My wood working and WW machine tools are in the chest I made for them.

Phil Mueller
07-19-2015, 5:59 PM
I was feeling like I had this pretty much under control. Until today. Frame glue up. Went to the drawer where all the misc little stuff goes. 3 miter clamps. Huh? The fourth is no where to be found.

Wade Lippman
07-19-2015, 8:28 PM
I only have two. I glue up 2 ends and when they are dry I do the other 2. Only did it backwards once!

Joe Bradshaw
07-19-2015, 10:11 PM
My tools hide from me. One time, I cleaned the top of my workbench and found 3 Doug Thompson gouges. Except for my main shop, I keep duplicate tools in my house, my barn, my tractor shed and my lawnmower/chainsaw shed. I also have 2 lathes in my girlfriends garage, plus some tools. Someone is going to have a great garage sell when I go to the great toolroom in the sky.
Joe.

Andy Pogue
07-20-2015, 10:45 AM
Have a sign on my bench that says, "organized people are just too lazy to look for it!"

Chris Parks
07-20-2015, 10:53 AM
Have a sign on my bench that says, "organized people are just too lazy to look for it!"

That is most probably not far from the truth, I can't be bothered wasting time looking for something when I am doing a job. I finish up cranky, frustrated in no mood to continue what I was doing.

Chris Padilla
07-20-2015, 5:16 PM
Usually when I can't locate something it is always on my body somewhere...typically in my hand...sometimes in a back pocket...occasionally behind my ear. :D

Jim Koepke
07-20-2015, 9:20 PM
If someone were to come into my shop, they might think it was a stupendous mess.

There are scraps of wood and various other things on my bench. Various tools are laying all about. There is a method to the madness.

Either before leaving the shop or when it is first entered less than five minutes is spent returning tools, pencils, rulers and whatever else to where it belongs.

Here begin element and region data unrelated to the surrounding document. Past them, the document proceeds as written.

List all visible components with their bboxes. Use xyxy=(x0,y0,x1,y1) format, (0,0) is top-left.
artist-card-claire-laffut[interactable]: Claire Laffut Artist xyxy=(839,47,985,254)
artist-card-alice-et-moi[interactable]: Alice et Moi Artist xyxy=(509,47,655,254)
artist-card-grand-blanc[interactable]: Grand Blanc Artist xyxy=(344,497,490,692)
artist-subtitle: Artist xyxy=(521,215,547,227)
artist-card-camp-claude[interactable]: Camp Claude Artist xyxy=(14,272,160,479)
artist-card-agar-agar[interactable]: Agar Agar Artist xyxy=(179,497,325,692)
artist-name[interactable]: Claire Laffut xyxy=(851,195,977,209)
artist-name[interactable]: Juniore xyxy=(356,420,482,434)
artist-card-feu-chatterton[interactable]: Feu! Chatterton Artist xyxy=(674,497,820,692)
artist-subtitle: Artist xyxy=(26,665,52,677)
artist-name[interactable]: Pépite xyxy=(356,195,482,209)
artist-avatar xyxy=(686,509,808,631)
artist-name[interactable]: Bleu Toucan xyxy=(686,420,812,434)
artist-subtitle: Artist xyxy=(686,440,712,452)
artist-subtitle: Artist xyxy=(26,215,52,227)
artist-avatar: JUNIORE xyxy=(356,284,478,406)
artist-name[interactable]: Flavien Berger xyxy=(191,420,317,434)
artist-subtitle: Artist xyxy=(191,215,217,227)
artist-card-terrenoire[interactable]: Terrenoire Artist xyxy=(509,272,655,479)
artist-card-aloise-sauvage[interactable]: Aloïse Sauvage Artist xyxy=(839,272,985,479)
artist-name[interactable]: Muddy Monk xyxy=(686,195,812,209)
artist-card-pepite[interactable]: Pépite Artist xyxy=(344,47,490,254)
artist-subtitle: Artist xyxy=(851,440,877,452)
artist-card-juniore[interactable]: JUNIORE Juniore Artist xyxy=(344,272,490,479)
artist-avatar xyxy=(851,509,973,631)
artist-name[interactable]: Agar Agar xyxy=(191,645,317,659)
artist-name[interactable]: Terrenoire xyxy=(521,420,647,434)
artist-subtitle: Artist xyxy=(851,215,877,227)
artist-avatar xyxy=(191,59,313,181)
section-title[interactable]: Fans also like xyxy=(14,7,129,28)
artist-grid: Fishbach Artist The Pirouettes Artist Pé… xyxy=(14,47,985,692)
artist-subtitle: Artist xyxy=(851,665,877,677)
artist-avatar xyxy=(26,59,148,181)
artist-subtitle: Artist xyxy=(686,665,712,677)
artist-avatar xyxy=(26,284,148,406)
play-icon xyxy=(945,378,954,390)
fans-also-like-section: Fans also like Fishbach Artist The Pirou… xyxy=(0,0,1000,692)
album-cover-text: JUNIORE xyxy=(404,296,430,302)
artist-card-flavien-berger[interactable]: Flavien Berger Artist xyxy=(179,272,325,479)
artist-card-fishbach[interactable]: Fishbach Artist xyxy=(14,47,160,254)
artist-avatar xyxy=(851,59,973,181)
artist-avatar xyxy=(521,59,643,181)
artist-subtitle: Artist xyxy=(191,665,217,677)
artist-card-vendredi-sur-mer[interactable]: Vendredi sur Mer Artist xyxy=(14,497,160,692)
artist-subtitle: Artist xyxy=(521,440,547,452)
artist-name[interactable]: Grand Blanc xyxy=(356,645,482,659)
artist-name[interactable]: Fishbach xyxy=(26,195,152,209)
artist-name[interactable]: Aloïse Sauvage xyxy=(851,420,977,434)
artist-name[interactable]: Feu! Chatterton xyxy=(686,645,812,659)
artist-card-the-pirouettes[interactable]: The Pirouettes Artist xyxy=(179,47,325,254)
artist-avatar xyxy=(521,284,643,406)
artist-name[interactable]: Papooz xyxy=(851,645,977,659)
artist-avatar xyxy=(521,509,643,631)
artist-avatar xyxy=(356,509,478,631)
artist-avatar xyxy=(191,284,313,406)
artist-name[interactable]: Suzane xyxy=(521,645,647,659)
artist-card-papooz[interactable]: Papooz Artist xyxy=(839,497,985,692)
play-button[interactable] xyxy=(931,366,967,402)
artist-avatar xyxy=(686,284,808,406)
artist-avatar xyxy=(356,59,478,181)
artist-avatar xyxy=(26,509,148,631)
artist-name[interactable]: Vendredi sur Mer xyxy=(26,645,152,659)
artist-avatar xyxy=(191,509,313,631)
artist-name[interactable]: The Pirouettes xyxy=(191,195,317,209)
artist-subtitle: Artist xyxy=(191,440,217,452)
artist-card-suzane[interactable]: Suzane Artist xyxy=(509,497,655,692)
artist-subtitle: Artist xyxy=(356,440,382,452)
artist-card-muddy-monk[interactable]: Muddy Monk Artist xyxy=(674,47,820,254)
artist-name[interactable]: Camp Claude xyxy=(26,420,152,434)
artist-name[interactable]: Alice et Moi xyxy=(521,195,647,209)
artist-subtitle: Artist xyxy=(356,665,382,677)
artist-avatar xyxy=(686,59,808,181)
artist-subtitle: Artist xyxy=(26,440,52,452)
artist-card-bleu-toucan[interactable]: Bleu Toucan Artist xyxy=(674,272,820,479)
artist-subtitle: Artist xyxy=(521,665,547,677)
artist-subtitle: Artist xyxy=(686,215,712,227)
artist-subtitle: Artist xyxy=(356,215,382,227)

Many years ago while still a bachelor my one room apartment was a mess. A friend came over and noticed the mess and mentioned that he would like to get a book he loaned me back if I ever find it. I went to one pile of magazines and books and slipped his book out from the middle of the pile. He was shocked and said, "I was mistaken. This isn't a big mess, it is a sophisticated filing system."

I have always had "a sophisticated filing system" working for me. I even know where my junk tools, metal scraps, wood scraps and every pen and pencil are supposed to be. I intend to keep it that way.